Conversely, those later in the queue are judged more harshly with fewer likes left in play and bands starting to be formed together. Episodes 3 and 4 make this imbalance painfully clear.
The looming pressure comes from the fact that only six bands can move forward to the next stage. Groups can be made up of between three and five members, so if six trios form early on, everyone else is out. This is an interesting little mechanic that could have injected strategy and mind games like Beast Games did earlier this year, but never fully delivers on that potential.
Having said that, when the bands do click, they really click. A standout cover of Bruno Mars' Finesse is particularly strong, and several groups show real chemistry.
The middle chunk of episodes appear to move into the rehearsal phase, with Nicole Scherzinger lending her coaching skills, honed through her time on The X-Factor. These guys and gals are likely to then head onto the main stage, where judges Liam Payne and Kelly Rowland lend their expertise to look at the quality on offer, with the winning band taking home a cool $500,000 prize.
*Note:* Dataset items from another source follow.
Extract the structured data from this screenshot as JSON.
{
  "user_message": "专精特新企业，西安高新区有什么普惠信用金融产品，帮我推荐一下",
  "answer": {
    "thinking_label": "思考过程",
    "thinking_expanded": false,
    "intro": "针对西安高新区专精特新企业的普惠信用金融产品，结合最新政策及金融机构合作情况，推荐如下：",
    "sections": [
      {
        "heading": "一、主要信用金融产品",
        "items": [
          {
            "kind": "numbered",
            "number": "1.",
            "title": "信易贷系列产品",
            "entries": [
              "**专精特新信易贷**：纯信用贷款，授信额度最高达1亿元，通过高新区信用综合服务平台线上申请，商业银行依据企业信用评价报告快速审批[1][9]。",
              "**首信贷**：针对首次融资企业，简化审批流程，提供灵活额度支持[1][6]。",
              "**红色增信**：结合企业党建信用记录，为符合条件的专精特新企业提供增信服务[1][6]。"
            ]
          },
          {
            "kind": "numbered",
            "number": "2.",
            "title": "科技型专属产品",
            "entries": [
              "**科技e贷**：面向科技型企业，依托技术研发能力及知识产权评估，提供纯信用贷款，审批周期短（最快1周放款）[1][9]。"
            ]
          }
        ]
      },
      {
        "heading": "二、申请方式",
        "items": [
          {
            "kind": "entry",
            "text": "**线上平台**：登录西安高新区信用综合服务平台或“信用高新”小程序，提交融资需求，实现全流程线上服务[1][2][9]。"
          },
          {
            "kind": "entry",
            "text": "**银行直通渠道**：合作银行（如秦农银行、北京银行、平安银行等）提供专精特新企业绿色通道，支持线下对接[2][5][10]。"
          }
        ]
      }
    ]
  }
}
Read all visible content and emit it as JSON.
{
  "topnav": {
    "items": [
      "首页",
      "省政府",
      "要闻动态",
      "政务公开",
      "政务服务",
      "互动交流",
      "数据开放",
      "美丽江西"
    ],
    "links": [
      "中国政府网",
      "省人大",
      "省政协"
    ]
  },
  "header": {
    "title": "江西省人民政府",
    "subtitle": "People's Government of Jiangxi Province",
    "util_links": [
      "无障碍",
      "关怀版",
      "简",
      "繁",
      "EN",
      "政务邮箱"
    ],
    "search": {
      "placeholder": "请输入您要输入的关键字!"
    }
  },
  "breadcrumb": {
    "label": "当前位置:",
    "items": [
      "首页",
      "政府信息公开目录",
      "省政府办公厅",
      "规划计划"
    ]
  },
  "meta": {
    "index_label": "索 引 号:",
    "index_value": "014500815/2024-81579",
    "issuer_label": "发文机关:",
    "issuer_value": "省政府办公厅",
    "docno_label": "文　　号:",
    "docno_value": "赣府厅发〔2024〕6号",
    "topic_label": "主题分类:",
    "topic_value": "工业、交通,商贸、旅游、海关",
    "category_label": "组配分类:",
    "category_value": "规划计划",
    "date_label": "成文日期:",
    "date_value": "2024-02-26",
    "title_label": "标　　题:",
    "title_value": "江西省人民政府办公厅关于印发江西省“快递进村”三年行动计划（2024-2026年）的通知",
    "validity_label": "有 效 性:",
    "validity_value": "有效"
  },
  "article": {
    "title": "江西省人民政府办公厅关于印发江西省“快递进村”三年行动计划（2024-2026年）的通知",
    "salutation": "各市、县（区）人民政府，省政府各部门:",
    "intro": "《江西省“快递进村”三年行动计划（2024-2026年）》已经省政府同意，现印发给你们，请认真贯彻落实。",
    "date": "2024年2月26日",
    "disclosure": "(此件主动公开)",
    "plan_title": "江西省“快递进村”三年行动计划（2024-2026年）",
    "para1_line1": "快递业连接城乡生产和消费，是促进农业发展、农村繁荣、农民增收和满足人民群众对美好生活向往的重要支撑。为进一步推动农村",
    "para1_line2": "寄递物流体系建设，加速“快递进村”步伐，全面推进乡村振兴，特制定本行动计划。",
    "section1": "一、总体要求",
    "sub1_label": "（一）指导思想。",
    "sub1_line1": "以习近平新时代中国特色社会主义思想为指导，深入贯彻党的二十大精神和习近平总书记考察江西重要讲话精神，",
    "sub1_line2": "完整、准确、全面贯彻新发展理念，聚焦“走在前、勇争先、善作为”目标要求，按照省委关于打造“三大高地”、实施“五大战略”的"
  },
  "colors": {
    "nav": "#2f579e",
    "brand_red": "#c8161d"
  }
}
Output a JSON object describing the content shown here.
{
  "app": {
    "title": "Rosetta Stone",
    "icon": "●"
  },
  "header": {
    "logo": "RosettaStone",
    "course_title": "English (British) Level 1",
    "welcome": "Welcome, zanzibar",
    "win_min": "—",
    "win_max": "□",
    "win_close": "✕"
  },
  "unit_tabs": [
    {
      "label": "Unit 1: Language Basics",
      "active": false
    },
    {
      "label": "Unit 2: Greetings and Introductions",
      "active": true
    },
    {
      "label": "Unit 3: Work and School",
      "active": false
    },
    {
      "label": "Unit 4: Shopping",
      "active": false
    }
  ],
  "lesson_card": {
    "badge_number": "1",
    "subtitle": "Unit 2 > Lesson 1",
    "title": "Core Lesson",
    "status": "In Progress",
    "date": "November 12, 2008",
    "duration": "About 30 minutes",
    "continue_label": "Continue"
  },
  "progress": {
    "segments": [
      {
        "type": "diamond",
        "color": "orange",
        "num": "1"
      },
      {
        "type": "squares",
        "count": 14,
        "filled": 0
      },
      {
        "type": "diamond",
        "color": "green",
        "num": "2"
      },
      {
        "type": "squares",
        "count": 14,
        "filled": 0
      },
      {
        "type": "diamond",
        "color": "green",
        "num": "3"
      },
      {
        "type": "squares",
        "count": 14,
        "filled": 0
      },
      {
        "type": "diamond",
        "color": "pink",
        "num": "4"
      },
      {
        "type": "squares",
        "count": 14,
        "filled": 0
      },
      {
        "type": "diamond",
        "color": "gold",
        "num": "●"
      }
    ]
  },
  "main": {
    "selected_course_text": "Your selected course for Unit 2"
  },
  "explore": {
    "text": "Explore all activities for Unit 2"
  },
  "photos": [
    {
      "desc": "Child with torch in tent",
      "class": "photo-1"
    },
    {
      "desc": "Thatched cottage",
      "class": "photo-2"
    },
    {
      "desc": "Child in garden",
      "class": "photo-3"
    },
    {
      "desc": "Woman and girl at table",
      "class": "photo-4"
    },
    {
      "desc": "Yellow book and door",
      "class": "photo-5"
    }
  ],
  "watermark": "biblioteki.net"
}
There are a few missed opportunities here to tighten up the process though. Allowing singers to chat freely before hearing each other sing could have added an emotional dimension missing from the rehearsals. Letting everyone perform first with unlimited likes and a tight band-forming deadline could have also solved the fairness issues entirely too.
As it stands, Building the Band is flawed but watchable. There are a few eye-rolling moments (including Scherzinger's awkward comment about how 'a label would never have put them together' – someone please remind her how One Direction was formed?), but it still scratches that music reality show itch. If you've missed the genre, this one's worth a look but don't expect it to reinvent the wheel.